The Republicans’ failure of vision and action leaves Obamacare the little law that could. Through multiple court challenges, numerous elections, and a totally united opposition government threatening to extirpate it for good, President Obama’s crowning achievement remains.

Now, every American who cast a GOP ballot in the hopes of de-socializing health care is shaking their head at this shameful acquiescence. Republicans deserve their scorn, but those casting blame are not entirely innocent. Culpability rests on both sides of the aisle: Voters should have never expected a clean and easy slicing away at an entitlement program. And, more so, GOP candidates should have never portrayed the effort as a cinch.

But even while entitlements may be a dependency-causing drug, Republicans still managed to squander what was a stars-aligned opportunity. Coming away from November with full control of Congress and the White House created an imperative to act. Premiums have steadily increased under Obamacare since its inception. The government-run exchanges are a mess, with insurers abandoning them faster than the Titanic. Iowa only has one insurer, Medica, operating on the state exchange. States like Arizona (McCain’s home state!) only have a few insurers. An analysis from the Kaiser Family Foundation finds that by the end of 2017, one third of U.S. counties will have only one insurer.

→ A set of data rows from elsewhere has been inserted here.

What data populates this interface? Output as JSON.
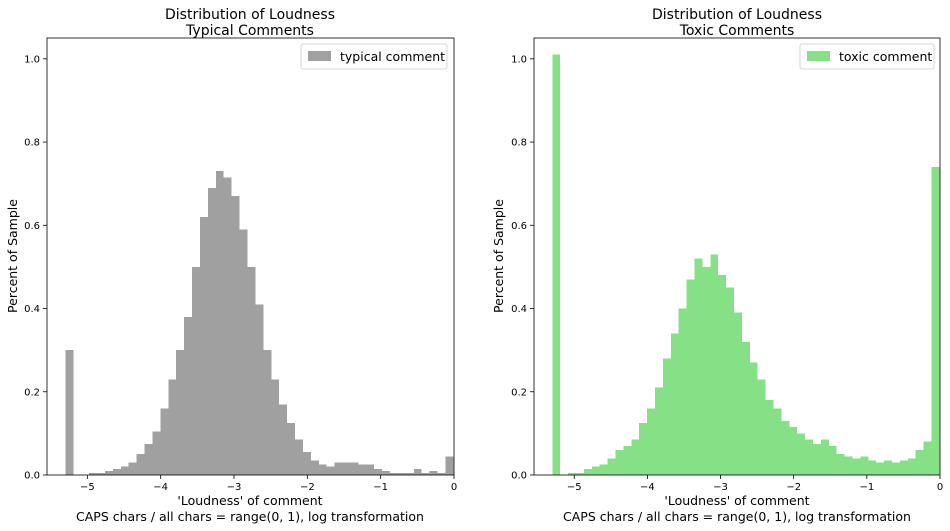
{
  "chart_data": [
    {
      "type": "histogram",
      "title": "Distribution of Loudness",
      "subtitle": "Typical Comments",
      "xlabel": "'Loudness' of comment",
      "xlabel2": "CAPS chars / all chars = range(0, 1), log transformation",
      "ylabel": "Percent of Sample",
      "xlim": [
        -5.55,
        0
      ],
      "ylim": [
        0,
        1.05
      ],
      "xticks": [
        -5,
        -4,
        -3,
        -2,
        -1,
        0
      ],
      "yticks": [
        0.0,
        0.2,
        0.4,
        0.6,
        0.8,
        1.0
      ],
      "xtick_labels": [
        "−5",
        "−4",
        "−3",
        "−2",
        "−1",
        "0"
      ],
      "ytick_labels": [
        "0.0",
        "0.2",
        "0.4",
        "0.6",
        "0.8",
        "1.0"
      ],
      "legend": {
        "label": "typical comment",
        "position": "top-right"
      },
      "color": "#a0a0a0",
      "bin_width": 0.108,
      "bins_start": [
        -5.3,
        -5.192,
        -5.084,
        -4.976,
        -4.868,
        -4.76,
        -4.652,
        -4.544,
        -4.436,
        -4.328,
        -4.22,
        -4.112,
        -4.004,
        -3.896,
        -3.788,
        -3.68,
        -3.572,
        -3.464,
        -3.356,
        -3.248,
        -3.14,
        -3.032,
        -2.924,
        -2.816,
        -2.708,
        -2.6,
        -2.492,
        -2.384,
        -2.276,
        -2.168,
        -2.06,
        -1.952,
        -1.844,
        -1.736,
        -1.628,
        -1.52,
        -1.412,
        -1.304,
        -1.196,
        -1.088,
        -0.98,
        -0.872,
        -0.764,
        -0.656,
        -0.548,
        -0.44,
        -0.332,
        -0.224,
        -0.116
      ],
      "values": [
        0.3,
        0.0,
        0.0,
        0.005,
        0.005,
        0.01,
        0.015,
        0.02,
        0.03,
        0.05,
        0.075,
        0.105,
        0.16,
        0.23,
        0.3,
        0.38,
        0.5,
        0.62,
        0.69,
        0.73,
        0.715,
        0.67,
        0.59,
        0.5,
        0.41,
        0.3,
        0.23,
        0.17,
        0.125,
        0.085,
        0.055,
        0.035,
        0.025,
        0.02,
        0.03,
        0.03,
        0.03,
        0.025,
        0.025,
        0.015,
        0.01,
        0.005,
        0.005,
        0.005,
        0.015,
        0.005,
        0.01,
        0.005,
        0.045
      ]
    },
    {
      "type": "histogram",
      "title": "Distribution of Loudness",
      "subtitle": "Toxic Comments",
      "xlabel": "'Loudness' of comment",
      "xlabel2": "CAPS chars / all chars = range(0, 1), log transformation",
      "ylabel": "Percent of Sample",
      "xlim": [
        -5.55,
        0
      ],
      "ylim": [
        0,
        1.05
      ],
      "xticks": [
        -5,
        -4,
        -3,
        -2,
        -1,
        0
      ],
      "yticks": [
        0.0,
        0.2,
        0.4,
        0.6,
        0.8,
        1.0
      ],
      "xtick_labels": [
        "−5",
        "−4",
        "−3",
        "−2",
        "−1",
        "0"
      ],
      "ytick_labels": [
        "0.0",
        "0.2",
        "0.4",
        "0.6",
        "0.8",
        "1.0"
      ],
      "legend": {
        "label": "toxic comment",
        "position": "top-right"
      },
      "color": "#86e086",
      "bin_width": 0.108,
      "bins_start": [
        -5.3,
        -5.192,
        -5.084,
        -4.976,
        -4.868,
        -4.76,
        -4.652,
        -4.544,
        -4.436,
        -4.328,
        -4.22,
        -4.112,
        -4.004,
        -3.896,
        -3.788,
        -3.68,
        -3.572,
        -3.464,
        -3.356,
        -3.248,
        -3.14,
        -3.032,
        -2.924,
        -2.816,
        -2.708,
        -2.6,
        -2.492,
        -2.384,
        -2.276,
        -2.168,
        -2.06,
        -1.952,
        -1.844,
        -1.736,
        -1.628,
        -1.52,
        -1.412,
        -1.304,
        -1.196,
        -1.088,
        -0.98,
        -0.872,
        -0.764,
        -0.656,
        -0.548,
        -0.44,
        -0.332,
        -0.224,
        -0.116
      ],
      "values": [
        1.01,
        0.0,
        0.005,
        0.005,
        0.015,
        0.02,
        0.025,
        0.04,
        0.06,
        0.07,
        0.085,
        0.125,
        0.16,
        0.21,
        0.28,
        0.34,
        0.4,
        0.47,
        0.52,
        0.5,
        0.53,
        0.48,
        0.45,
        0.39,
        0.32,
        0.27,
        0.23,
        0.18,
        0.16,
        0.13,
        0.115,
        0.1,
        0.085,
        0.075,
        0.085,
        0.07,
        0.05,
        0.045,
        0.04,
        0.045,
        0.035,
        0.03,
        0.035,
        0.03,
        0.035,
        0.04,
        0.06,
        0.08,
        0.74
      ]
    }
  ]
}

Price and availability statistics provide ample reason for reform. But Republicans were helped by something more: A prime example of the dangers of government-administered health care. The heart-wrenching case of little Charlie Gard made world headlines by putting the cruelty of Britain’s National Health Service on full display. Charlie was diagnosed with encephalomyopathic mitochondrial DNA depletion syndrome, which left him unable to breathe on his own while slowly destroying his organs. Gard’s parents wanted to seek experimental treatment in America, but the hospital refused to release their child.

Charlie was taken off life support the day of the failed Obamacare repeal vote, drawing his last breath shortly after. At the end, the hospital even denied the parents’ request to take Charlie home so he could live his last few moments away from the sterile ward walls.

While propriety says children shouldn’t be political props, the Gard story was impossible to escape. And even with its sad ending as a backdrop, Republicans still couldn’t muster the will to undo America’s largest entitlement program since Medicare.

Conservative commentators are at a loss to explain how Republicans could bungle such a huge opportunity. The answer, though, is easy, but it’s not an easy one to face for those who derive an income from drafting talking points.

Many of Obamacare’s main aspects were Republican-devised and first implemented by a Republican governor. As Matthew Walther writes, Obamacare is, at its heart, a “plan devised by the Heritage Foundation in the ’90s that is messy but not ipso facto unacceptable. The only problem is that it was passed by a guy with a D behind his name.”

Republicans were never going to repeal a Republican health care plan. For all their talk of free-markets, the last thing any GOP politicians will do is support an entirely unfettered marketplace in any service. Like it or not, Obamacare is a midway point between wholly private enterprise and a single-payer, government-run health care system.

Does this failure mean the Republican Party is finished? Surely, seven years of a failed promise will spell doom at the ballot box, right?

Hardly. A new Gallup poll shows that, for the first time ever, Obamacare has majority support from Americans. In a revealing New York Times dispatch from Doylestown, Pennsylvania, rural Trump-backers have come to terms with Obamacare. “As much as I was against it,” said one fiscally conservative voter, “at this point I’m against the repeal.” One restaurant owner commented, “I can’t even remember why I opposed it.”

Come 2018, it’s hard to see amnesia’s muddying effect dissipating.